How to avoid secrets in your source codes?

How to avoid secrets in your source codes?

Author : Stanislas Peyssard (Manager & Architecte DevOps/Cloud) - Published date : May 19, 2021

By definition, secrets such as API keys, OAuth tokens, passwords, or certificates are highly sensitive data. However, they are too often found on Git servers. But these secrets can give very extensive rights and open access to a large part of the information system, even to the most sensitive data, with catastrophic business consequences.

What are the solutions to store your secrets? How to detect the secrets present in your source codes? Astrakhan offers you a simple and efficient solution, what is it? Read our article below.

Secrets in source code

Secrets such as API keys, OAuth tokens, passwords, or certificates are by definition sensitive data. However, they are too often found on Git servers and are thus distributed and propagated to each new clone or fetch of the repository. This is however a bad practice and a well-known vulnerability listed in the OWASP Top 10 (A3:2017-Sensitive data exposure). Still, it is common for AWS Access Key and AWS Secret Key to leak into repositories on GitHub that can lead to big bills in the best case. You only have to look at this history to be convinced:

It is therefore all the more problematic that with the adoption of “Infrastructure as Code”, these secrets can give very extensive rights and open up access to a large part of the information system, even to the most sensitive data, with catastrophic business consequences.

Let’s add that once added in Git, a secret can’t be deleted anymore or with difficulty.

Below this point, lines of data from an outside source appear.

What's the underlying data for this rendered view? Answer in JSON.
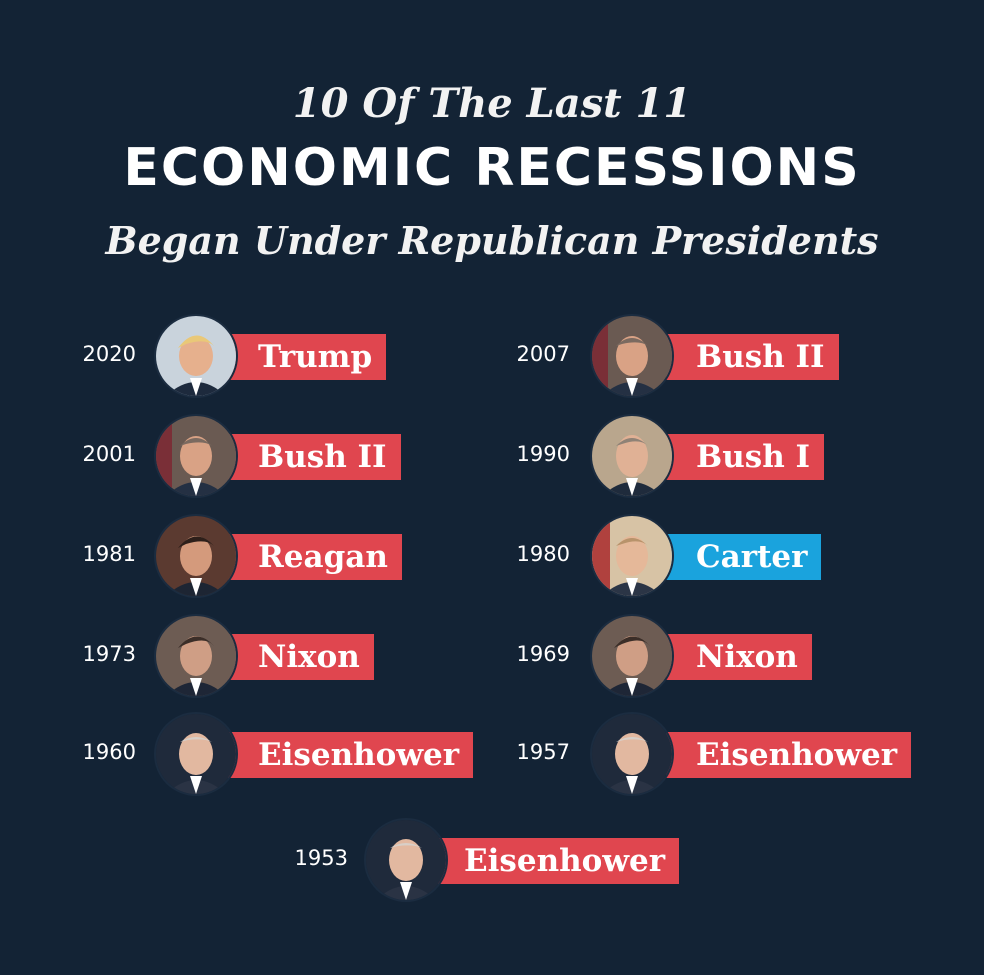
{
  "title": {
    "line1": "10 Of The Last 11",
    "line2": "ECONOMIC RECESSIONS",
    "line3": "Began Under Republican Presidents"
  },
  "recessions": [
    {
      "year": "2020",
      "president": "Trump",
      "party_color": "#e0464f"
    },
    {
      "year": "2007",
      "president": "Bush II",
      "party_color": "#e0464f"
    },
    {
      "year": "2001",
      "president": "Bush II",
      "party_color": "#e0464f"
    },
    {
      "year": "1990",
      "president": "Bush I",
      "party_color": "#e0464f"
    },
    {
      "year": "1981",
      "president": "Reagan",
      "party_color": "#e0464f"
    },
    {
      "year": "1980",
      "president": "Carter",
      "party_color": "#1aa3dd"
    },
    {
      "year": "1973",
      "president": "Nixon",
      "party_color": "#e0464f"
    },
    {
      "year": "1969",
      "president": "Nixon",
      "party_color": "#e0464f"
    },
    {
      "year": "1960",
      "president": "Eisenhower",
      "party_color": "#e0464f"
    },
    {
      "year": "1957",
      "president": "Eisenhower",
      "party_color": "#e0464f"
    },
    {
      "year": "1953",
      "president": "Eisenhower",
      "party_color": "#e0464f"
    }
  ],
  "colors": {
    "background": "#132335",
    "republican": "#e0464f",
    "democrat": "#1aa3dd"
  }
}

To do so, it is necessary to be able to rewrite the Git history, to propagate the history in all the copies, and finally to make sure that git-GC is running to permanently destroy the objects concerned. Finally, revoking this secret is the only viable solution.

Different solutions are available to manage your secrets:

A first category of tools offers symmetric encryption to store an encrypted version of your secrets in Git. This is the case for tools like Sealed Secret or Ansible vault for example.

A second category comes in the form of vault services that allow you to manage your secrets, access them from your applications, organize their rotation and track exactly who is consuming them. Cloud providers all offer this service under the name of Secret Manager for AWS and Google Cloud or Key Vault for Azure, which is also available on-premise with Hashicorp key vault.

Finally, if you are working on a Cloud project with managed services, Cloud providers offer libraries to use in your source code based on IAM authentication. The latter authorizes the connection to its services without requiring any secret. It consists of creating and attaching an IAM role to your application. This role allows access to a database or any other service supporting this type of authentication.

The last solution with IAM authentication is recommended, ahead of the use of a vault service, itself ahead of the use of symmetric encryption.

Detecting secrets in your source code

Git Secrets, Truffle Hog, Git Leaks, GitLab/GitHub Watchman, tools are multiplying to help you detect and protect your sensitive data by scanning your Git repositories.

To avoid the introduction of new secrets, one solution is to integrate one of these tools into your CI/CD pipelines. Since new developments are made on feature branches that are submitted for review before being merged to the “master” (or “develop”) branch, the objective of the CI/CD is to block any feature branch merge that contains secrets to keep a clean Git history on the “master” branch.

If this solution is interesting to monitor one repository, what about if you have hundreds of them?

At Astrakhan, we suggest a simple and efficient solution through this script that will perform the following steps:
● Recursively list all the projects of a GitLab group
● Run Git Leaks on each project
● Transform the Git Leaks report into a JUnit XML report integrated and rendered via the GitLab interface

And even send (or comment in the shared version) the detected secrets to Splunk or your monitoring solution to allow a follow-up through the dashboards and also the implementation of alerts in the form of email notifications to the authors of the concerned Git commits.